Em 2014, a Suécia havia sido o único país europeu na história a reconhecer a Palestina, enquanto já era parte da UE. Os demais, principalmente no Leste Europeu, tinham dado o status para os palestinos ainda nos anos da Guerra Fria e como parte do bloco soviético.
Ainda que a decisão não mude a realidade da guerra em Gaza, a lógica do anúncio é a de relançar a ideia de que a paz no Oriente Médio apenas poderá ocorrer com o estabelecimento de uma solução para a existência de dois Estados. Se o projeto por anos era a única saída para a crise, críticos alertam que Israel fez de tudo para inviabilizar a existência de um Estado palestino nos últimos meses.
O reconhecimento também significa que, a partir de agora, esses países consideram as fronteiras de 1967 e que qualquer violação a isso significa que Israel é a potência ocupante.
Jonas Gahr Store, primeiro-ministro da Noruega, foi o primeiro a fazer o anúncio e explicou que o reconhecimento tem como meta atingir a paz na região. Segundo ele, a solução de dois Estados é de "interesse de Israel" também. No caso de Oslo, o reconhecimento começa a valer a partir do dia 28 de maio.
Instantes depois, Pedro Sanchez, presidente do governo espanhol, também anunciou nesta quarta-feira o reconhecimento palestino e indicou que, em conversas com outros líderes europeus, a informação que recebeu é que outros países também farão anúncios no mesmo sentido nas próximas semanas e dias.

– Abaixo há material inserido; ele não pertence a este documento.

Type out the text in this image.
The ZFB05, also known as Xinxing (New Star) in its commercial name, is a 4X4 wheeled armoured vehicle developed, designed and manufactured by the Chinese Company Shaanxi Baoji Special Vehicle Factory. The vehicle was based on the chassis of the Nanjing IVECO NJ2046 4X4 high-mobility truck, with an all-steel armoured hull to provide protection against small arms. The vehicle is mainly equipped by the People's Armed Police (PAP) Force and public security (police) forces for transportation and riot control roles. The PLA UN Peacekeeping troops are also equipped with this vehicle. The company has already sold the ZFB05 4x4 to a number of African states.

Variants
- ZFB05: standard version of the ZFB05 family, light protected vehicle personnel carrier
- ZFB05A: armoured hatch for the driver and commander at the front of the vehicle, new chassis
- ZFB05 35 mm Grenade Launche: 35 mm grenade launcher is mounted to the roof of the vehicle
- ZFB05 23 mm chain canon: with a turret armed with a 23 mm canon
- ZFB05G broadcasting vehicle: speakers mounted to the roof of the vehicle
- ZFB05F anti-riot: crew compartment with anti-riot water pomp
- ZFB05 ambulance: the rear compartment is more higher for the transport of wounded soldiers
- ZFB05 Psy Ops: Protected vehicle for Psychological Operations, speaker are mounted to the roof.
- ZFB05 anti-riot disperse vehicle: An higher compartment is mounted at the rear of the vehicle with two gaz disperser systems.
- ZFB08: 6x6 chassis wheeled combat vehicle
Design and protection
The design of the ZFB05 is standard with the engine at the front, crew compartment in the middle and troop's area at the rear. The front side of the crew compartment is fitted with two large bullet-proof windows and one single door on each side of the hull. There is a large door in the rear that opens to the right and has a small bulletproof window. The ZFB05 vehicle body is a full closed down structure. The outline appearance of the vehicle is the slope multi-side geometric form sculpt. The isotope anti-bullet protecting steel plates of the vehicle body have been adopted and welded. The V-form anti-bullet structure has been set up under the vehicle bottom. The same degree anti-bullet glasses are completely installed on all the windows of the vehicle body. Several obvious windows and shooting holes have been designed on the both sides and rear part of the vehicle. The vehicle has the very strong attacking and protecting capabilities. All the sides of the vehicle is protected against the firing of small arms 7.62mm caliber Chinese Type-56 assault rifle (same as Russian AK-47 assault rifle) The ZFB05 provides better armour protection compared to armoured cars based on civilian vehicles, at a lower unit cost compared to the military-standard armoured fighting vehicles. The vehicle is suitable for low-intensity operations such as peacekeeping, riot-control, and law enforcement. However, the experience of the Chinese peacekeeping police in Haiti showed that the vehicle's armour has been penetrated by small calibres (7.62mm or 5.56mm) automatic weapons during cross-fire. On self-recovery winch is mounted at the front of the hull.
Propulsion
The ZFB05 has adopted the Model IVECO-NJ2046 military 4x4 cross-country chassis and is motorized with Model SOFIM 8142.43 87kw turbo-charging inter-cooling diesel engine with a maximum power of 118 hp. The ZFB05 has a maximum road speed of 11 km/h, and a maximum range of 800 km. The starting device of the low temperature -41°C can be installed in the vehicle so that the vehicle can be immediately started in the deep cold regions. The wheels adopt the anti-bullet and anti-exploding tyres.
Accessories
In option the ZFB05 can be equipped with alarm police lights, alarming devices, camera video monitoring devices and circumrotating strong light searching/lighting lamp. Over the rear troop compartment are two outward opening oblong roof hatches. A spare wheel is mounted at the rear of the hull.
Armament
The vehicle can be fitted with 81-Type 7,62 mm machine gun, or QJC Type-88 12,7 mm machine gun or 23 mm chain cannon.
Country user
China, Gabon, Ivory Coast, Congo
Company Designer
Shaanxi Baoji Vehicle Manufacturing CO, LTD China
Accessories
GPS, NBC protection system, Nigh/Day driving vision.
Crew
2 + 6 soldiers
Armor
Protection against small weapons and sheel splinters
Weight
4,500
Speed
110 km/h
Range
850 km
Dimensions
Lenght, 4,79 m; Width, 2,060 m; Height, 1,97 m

"Pedimos um cessar-fogo. Mas não é suficiente. O primeiro-ministro Benjamin Netanyahu se faz de surdo e continua castigando a população palestina", disse, diante do Parlamento espanhol. "O que está claro é que Netanyahu não tem um projeto de paz. Lutar contra o Hamas é legítimo. Mas sua operação coloca a solução de dois Estados em sério perigo. O que faz apenas amplia o ódio", criticou.
Sanchez anunciou, portanto, que vai aprovar o reconhecimento da Palestina também no dia 28 de maio. "Só há uma solução: a criação de dois Estados", disse, insistindo que isso não significa o reconhecimento ou apoio ao Hamas. "Tomamos essa decisão por paz, por Justiça e por coerência. Não é uma decisão contra ninguém. Hamas não quer esse reconhecimento", explicou.

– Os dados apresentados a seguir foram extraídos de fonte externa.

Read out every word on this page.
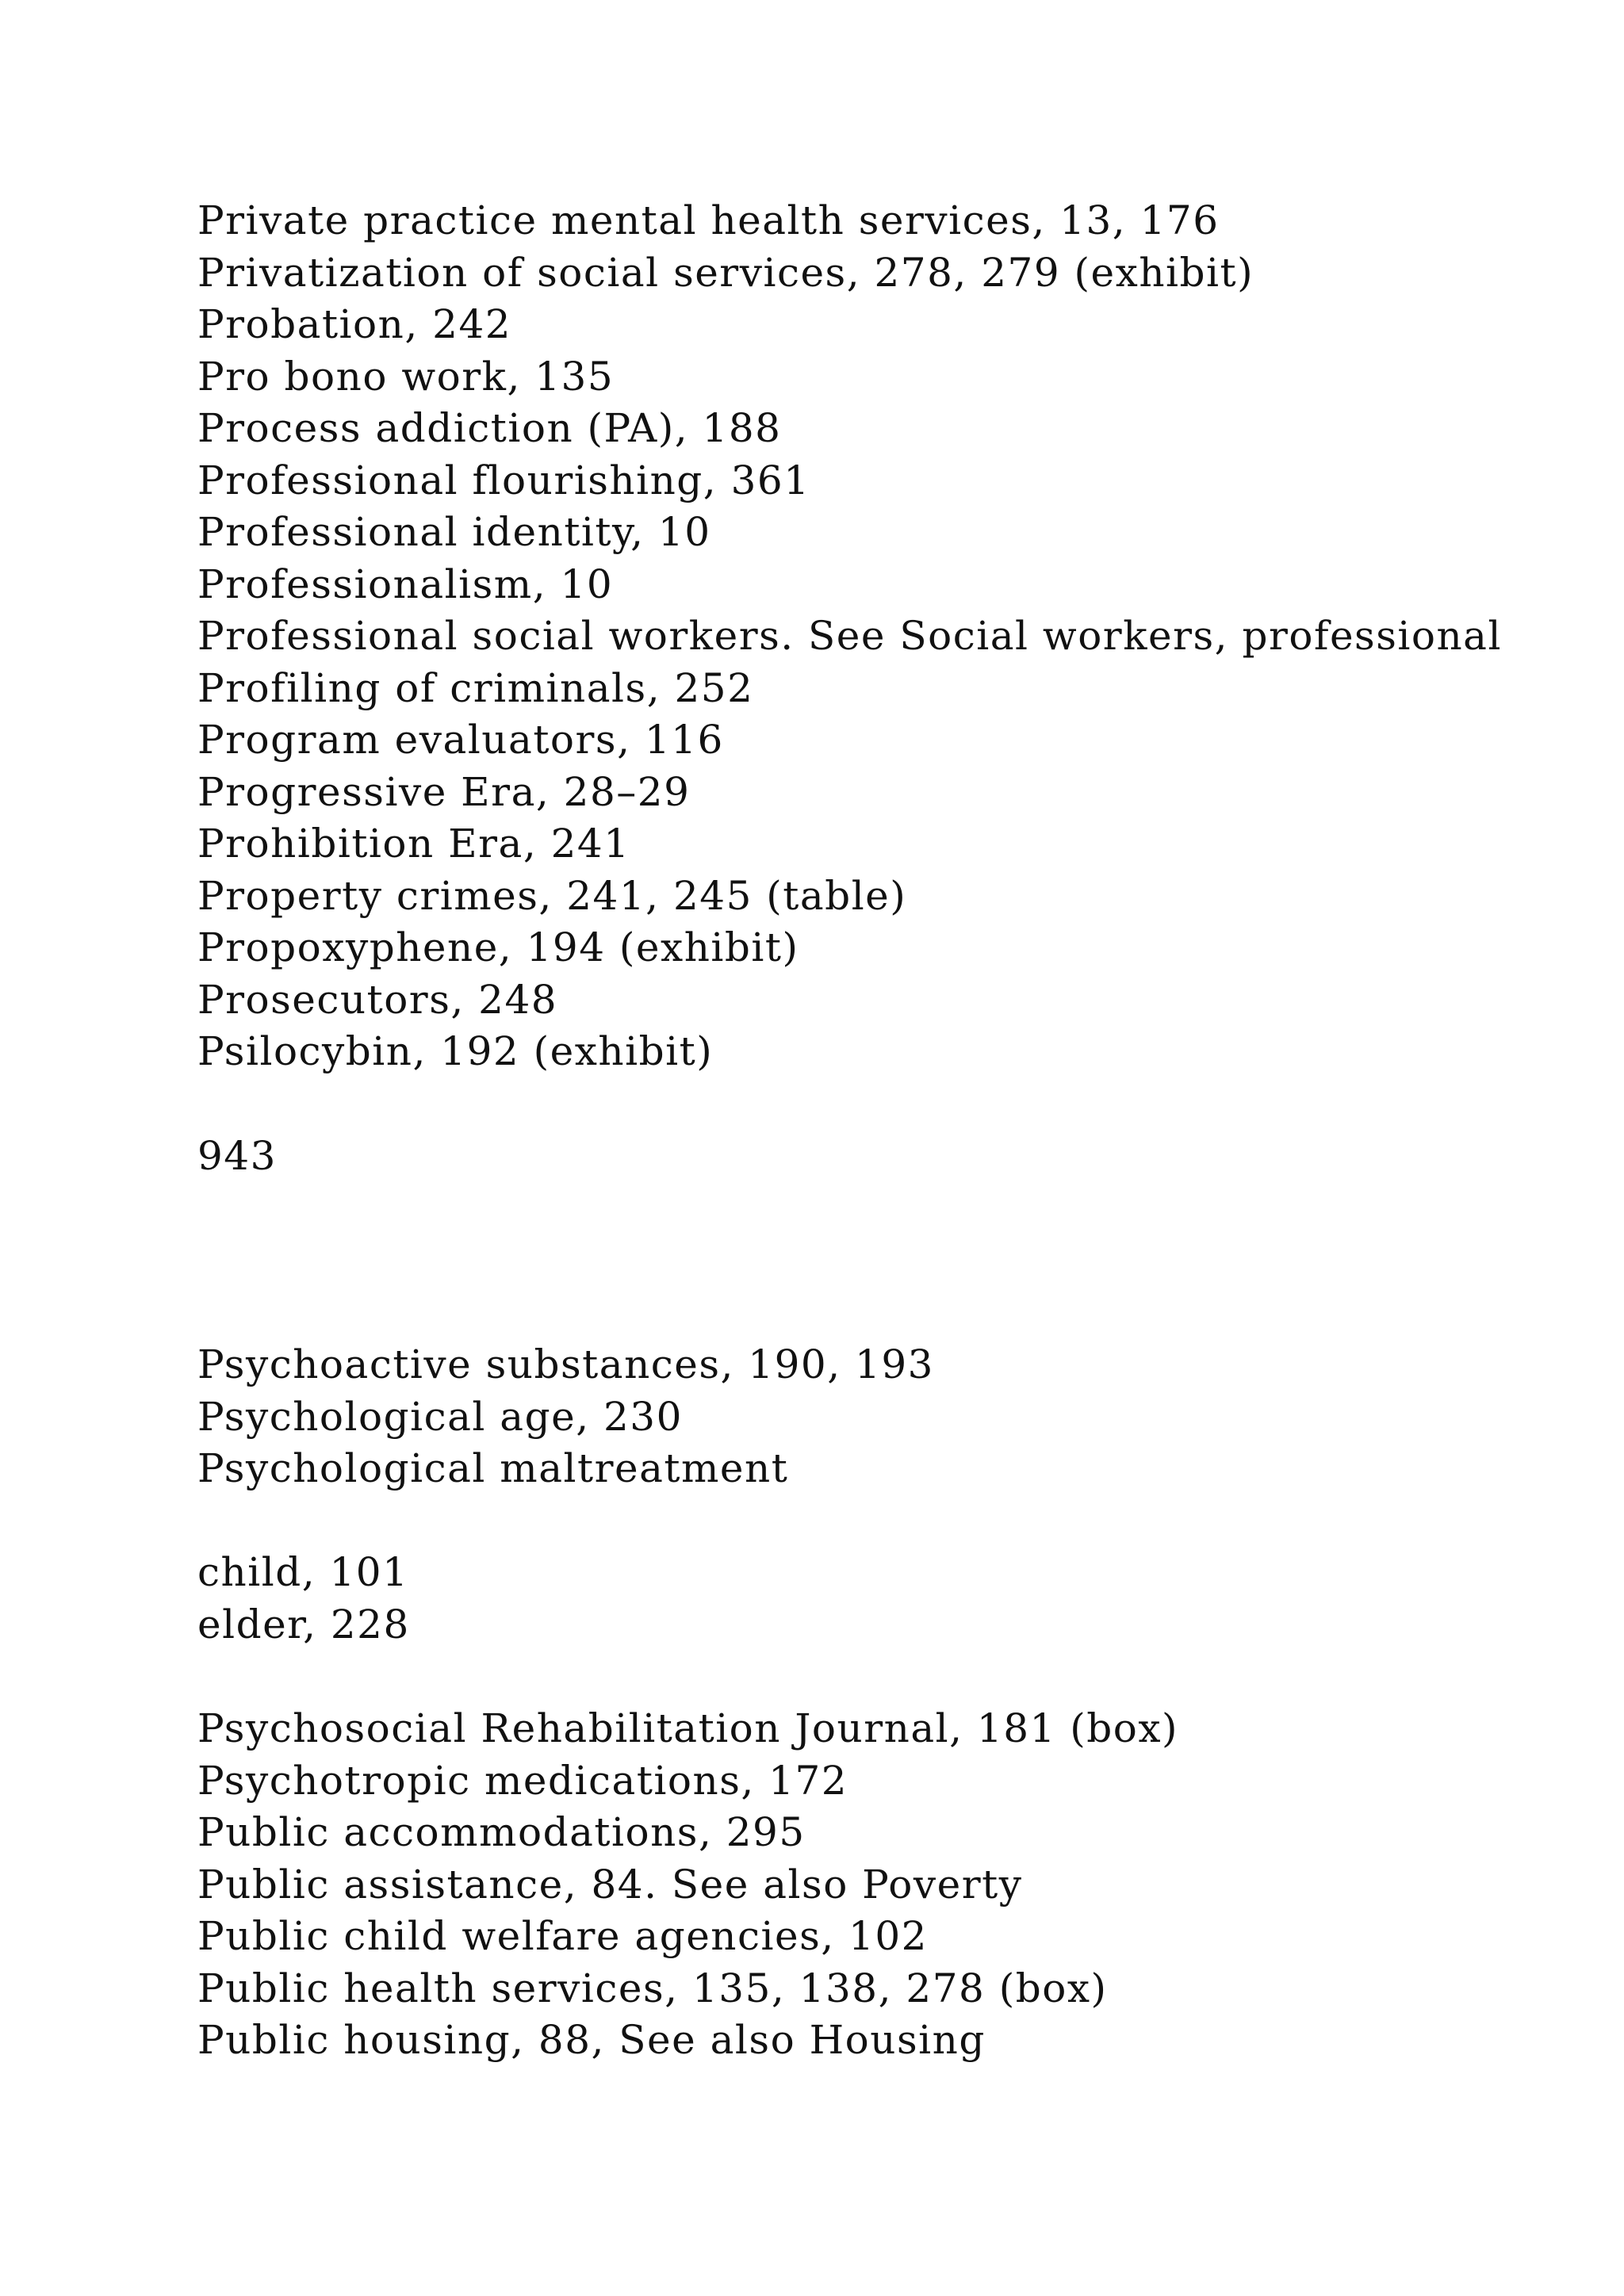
Private practice mental health services, 13, 176
Privatization of social services, 278, 279 (exhibit)
Probation, 242
Pro bono work, 135
Process addiction (PA), 188
Professional flourishing, 361
Professional identity, 10
Professionalism, 10
Professional social workers. See Social workers, professional
Profiling of criminals, 252
Program evaluators, 116
Progressive Era, 28–29
Prohibition Era, 241
Property crimes, 241, 245 (table)
Propoxyphene, 194 (exhibit)
Prosecutors, 248
Psilocybin, 192 (exhibit)
943
Psychoactive substances, 190, 193
Psychological age, 230
Psychological maltreatment
child, 101
elder, 228
Psychosocial Rehabilitation Journal, 181 (box)
Psychotropic medications, 172
Public accommodations, 295
Public assistance, 84. See also Poverty
Public child welfare agencies, 102
Public health services, 135, 138, 278 (box)
Public housing, 88, See also Housing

"A comunidade internacional tem uma dívida histórica com o povo palestino", insistiu, lembrando de como as resoluções da ONU contra Israel foram ignoradas.
Aliada histórica dos EUA, a Irlanda também adotou a mesma decisão. O primeiro-ministro Simon Harris anunciou que seu país reconhecerá o Estado palestino e lembrou como a própria história irlandesa foi marcada pela necessidade de um reconhecimento internacional de sua soberania e independência.

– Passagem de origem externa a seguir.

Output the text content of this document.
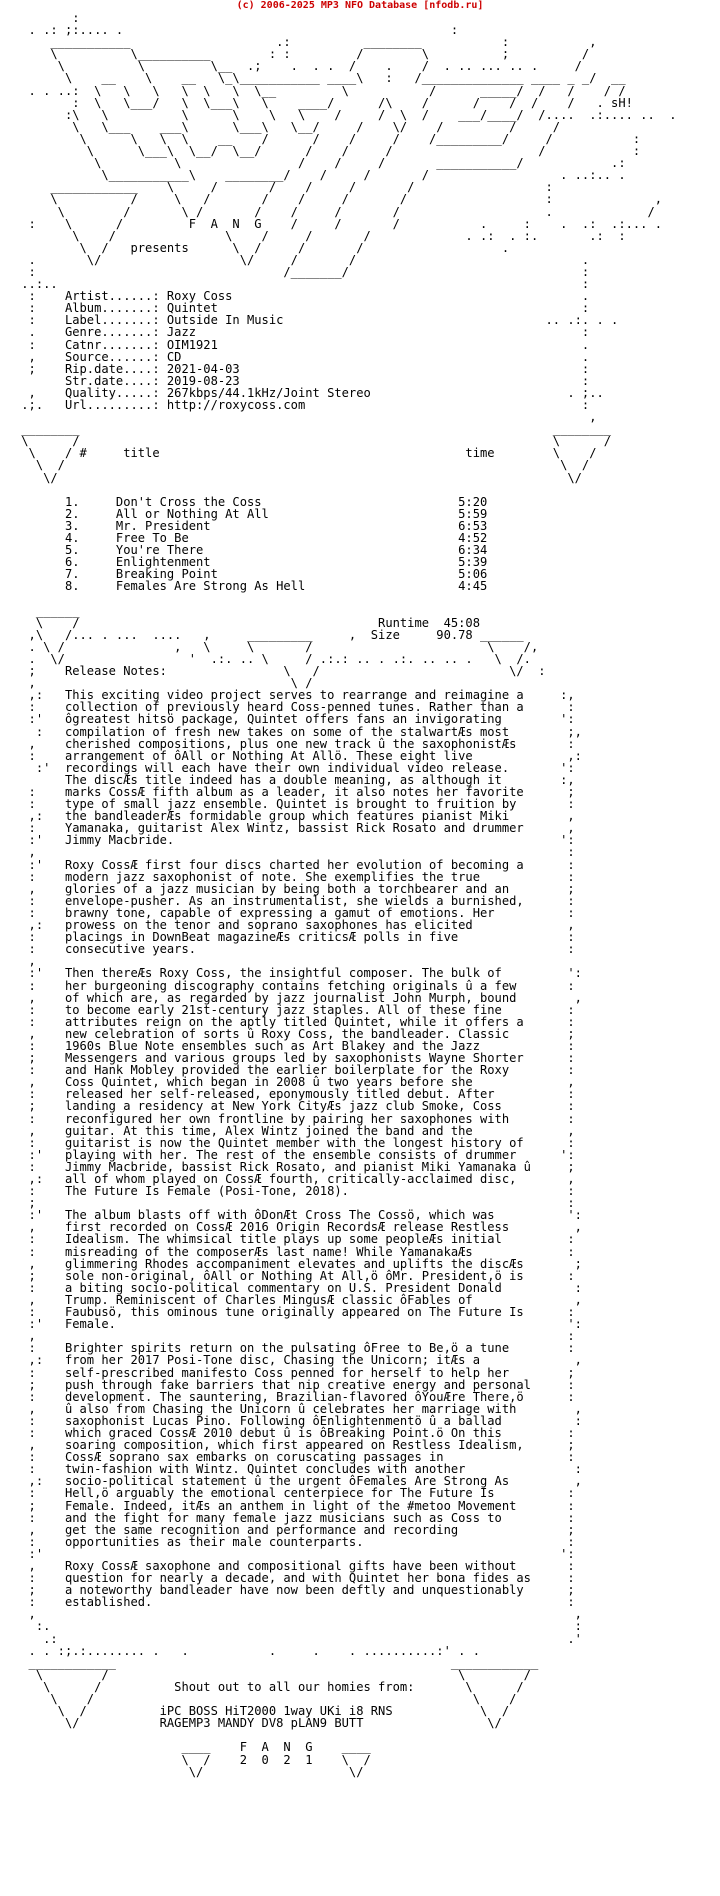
(c) 2006-2025 MP3 NFO Database [nfodb.ru]
:
. .: ;:.... .                                             :
___________                    .:          ________           :           ,
\          \__________        : :         /        \          ;          /
\          \         \__  .;    .  . .  /    .    /  . .. ... .. .     /
\    __    \    __   \_\___________ ____\   :   /______________ ____ _ _/  __
. . ..:  \   \   \   \  \   \  \__         \           /      _____/  /   /    / /
:  \   \___/   \  \___\   \    ____/      /\    /      /    /  /    /   . sH!
:\   \          \      \    \   \    /     /  \  /    ___/____/  /....  .:.... ..  .
\   \___    ___\      \___\   \__/     /    \/    /         /     /
\      \   \  \    __    /      /    /     /    /_________/     /           :
\      \___\  \__/  \__/      /    /     /                    /            :
\          \                /    /     /       ___________/            .:
\___________\    ________/    /     /       /                  . ..:.. .
____________    \     /       /    /     /       /                  :
\          /     \   /       /    /     /       /                   :              ,
\        /       \ /       /    /     /       /                    .             /
:    \      /         F  A  N  G    /     /       /           .     :    .  .:  .:... .
\    /               \    /     /       /             . .:  . :.       .:  :
\  /   presents      \  /     /       /                   .
.       \/                   \/     /       /                               .
:                                  /_______/                                :
..:..                                                                        :
:    Artist......: Roxy Coss                                                .
:    Album.......: Quintet                                                  :
:    Label.......: Outside In Music                                    .. .:. . .
.    Genre.......: Jazz                                                     :
:    Catnr.......: OIM1921                                                  .
,    Source......: CD                                                       .
;    Rip.date....: 2021-04-03                                               :
Str.date....: 2019-08-23                                               :
,    Quality.....: 267kbps/44.1kHz/Joint Stereo                           . ;..
.;.   Url.........: http://roxycoss.com                                      :
,
________                                                                 ________
\      /                                                                 \      /
\    / #     title                                          time        \    /
\  /                                                                    \  /
\/                                                                      \/

1.     Don't Cross the Coss                           5:20
2.     All or Nothing At All                          5:59
3.     Mr. President                                  6:53
4.     Free To Be                                     4:52
5.     You're There                                   6:34
6.     Enlightenment                                  5:39
7.     Breaking Point                                 5:06
8.     Females Are Strong As Hell                     4:45

______
\    /                                         Runtime  45:08
,\   /... . ...  ....   ,     _________     ,  Size     90.78 ______
. \ /               ,   \     \       /                        \    /,
.  \/                 '  .:. .. \     / .:.: .. . .:. .. .. .   \  /.
;    Release Notes:                \   /                          \/  :
,                                   \ /
,:   This exciting video project serves to rearrange and reimagine a     :,
:    collection of previously heard Coss-penned tunes. Rather than a      :
:'   ôgreatest hitsö package, Quintet offers fans an invigorating        ':
:   compilation of fresh new takes on some of the stalwartÆs most        ;,
,    cherished compositions, plus one new track û the saxophonistÆs       :
:    arrangement of ôAll or Nothing At Allö. These eight live             ,:
:'  recordings will each have their own individual video release.       ':
The discÆs title indeed has a double meaning, as although it        :,
:    marks CossÆ fifth album as a leader, it also notes her favorite      ;
:    type of small jazz ensemble. Quintet is brought to fruition by       :
,:   the bandleaderÆs formidable group which features pianist Miki        ,
:    Yamanaka, guitarist Alex Wintz, bassist Rick Rosato and drummer      ,
:'   Jimmy Macbride.                                                     ':
,                                                                         :
:'   Roxy CossÆ first four discs charted her evolution of becoming a      :
:    modern jazz saxophonist of note. She exemplifies the true            :
,    glories of a jazz musician by being both a torchbearer and an        ;
:    envelope-pusher. As an instrumentalist, she wields a burnished,      :
:    brawny tone, capable of expressing a gamut of emotions. Her          :
,:   prowess on the tenor and soprano saxophones has elicited             ,
:    placings in DownBeat magazineÆs criticsÆ polls in five               :
:    consecutive years.                                                   :
,
:'   Then thereÆs Roxy Coss, the insightful composer. The bulk of         ':
:    her burgeoning discography contains fetching originals û a few       :
,    of which are, as regarded by jazz journalist John Murph, bound        ,
:    to become early 21st-century jazz staples. All of these fine         :
:    attributes reign on the aptly titled Quintet, while it offers a      :
,    new celebration of sorts û Roxy Coss, the bandleader. Classic        ;
:    1960s Blue Note ensembles such as Art Blakey and the Jazz            :
;    Messengers and various groups led by saxophonists Wayne Shorter      :
:    and Hank Mobley provided the earlier boilerplate for the Roxy        :
,    Coss Quintet, which began in 2008 û two years before she             ,
:    released her self-released, eponymously titled debut. After          :
;    landing a residency at New York CityÆs jazz club Smoke, Coss         :
:    reconfigured her own frontline by pairing her saxophones with        :
,    guitar. At this time, Alex Wintz joined the band and the             ,
:    guitarist is now the Quintet member with the longest history of      :
:'   playing with her. The rest of the ensemble consists of drummer      ':
:    Jimmy Macbride, bassist Rick Rosato, and pianist Miki Yamanaka û     ;
,:   all of whom played on CossÆ fourth, critically-acclaimed disc,       ,
:    The Future Is Female (Posi-Tone, 2018).                              :
;                                                                         :
:'   The album blasts off with ôDonÆt Cross The Cossö, which was          ':
,    first recorded on CossÆ 2016 Origin RecordsÆ release Restless         ,
:    Idealism. The whimsical title plays up some peopleÆs initial         :
:    misreading of the composerÆs last name! While YamanakaÆs             :
,    glimmering Rhodes accompaniment elevates and uplifts the discÆs       ;
;    sole non-original, ôAll or Nothing At All,ö ôMr. President,ö is      :
:    a biting socio-political commentary on U.S. President Donald          :
,    Trump. Reminiscent of Charles MingusÆ classic ôFables of              ,
:    Faubusö, this ominous tune originally appeared on The Future Is      :
:'   Female.                                                              ':
,                                                                         :
:    Brighter spirits return on the pulsating ôFree to Be,ö a tune        :
,:   from her 2017 Posi-Tone disc, Chasing the Unicorn; itÆs a             ,
:    self-prescribed manifesto Coss penned for herself to help her        ;
;    push through fake barriers that nip creative energy and personal     :
:    development. The sauntering, Brazilian-flavored ôYouÆre There,ö      :
,    û also from Chasing the Unicorn û celebrates her marriage with        ,
:    saxophonist Lucas Pino. Following ôEnlightenmentö û a ballad          :
:    which graced CossÆ 2010 debut û is ôBreaking Point.ö On this         :
,    soaring composition, which first appeared on Restless Idealism,      ;
:    CossÆ soprano sax embarks on coruscating passages in                 :
:    twin-fashion with Wintz. Quintet concludes with another               :
,:   socio-political statement û the urgent ôFemales Are Strong As         ,
:    Hell,ö arguably the emotional centerpiece for The Future Is          :
;    Female. Indeed, itÆs an anthem in light of the #metoo Movement       :
:    and the fight for many female jazz musicians such as Coss to         :
,    get the same recognition and performance and recording               ;
:    opportunities as their male counterparts.                            :
:'                                                                       ':
,    Roxy CossÆ saxophone and compositional gifts have been without       :
:    question for nearly a decade, and with Quintet her bona fides as     :
;    a noteworthy bandleader have now been deftly and unquestionably      ;
:    established.                                                         :
,                                                                          ,
:.                                                                        :
.:                                                                      .'
. . :;.:........ .   .           .     .    . ..........:' . .
____________                                              ____________
\        /                                                \        /
\      /          Shout out to all our homies from:       \      /
\    /                                                    \    /
\  /          iPC BOSS HiT2000 1way UKi i8 RNS            \  /
\/           RAGEMP3 MANDY DV8 pLAN9 BUTT                 \/

____    F  A  N  G    ____
\  /    2  0  2  1    \  /
\/                    \/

"A paz permanente só pode ser garantida com base na vontade livre de um povo livre", disse. Para Harris, "os palestinos em Gaza estão suportando os mais terríveis sofrimentos, dificuldades e fome". "Uma catástrofe humanitária, inimaginável para a maioria e inaceitável para todos, está se desenrolando em tempo real", disse.
Israel convoca embaixadores para "consultas urgentes"
Não por acaso, a iniciativa dos europeus está sendo duramente atacada por Israel, que alega que os governos do Velho Continente estarão dando força ao Hamas ao agir desta forma. Imediatamente após o anúncio, o governo de Benjamin Netanyahu anunciou que está convocando de volta para Tel Aviv seus representantes na Irlanda e Noruega."Estou enviando uma mensagem clara à Irlanda e à Noruega: Israel não recuará contra aqueles que minam sua soberania e colocam em risco sua segurança", disse o ministro das Relações Exteriores, Israel Katz.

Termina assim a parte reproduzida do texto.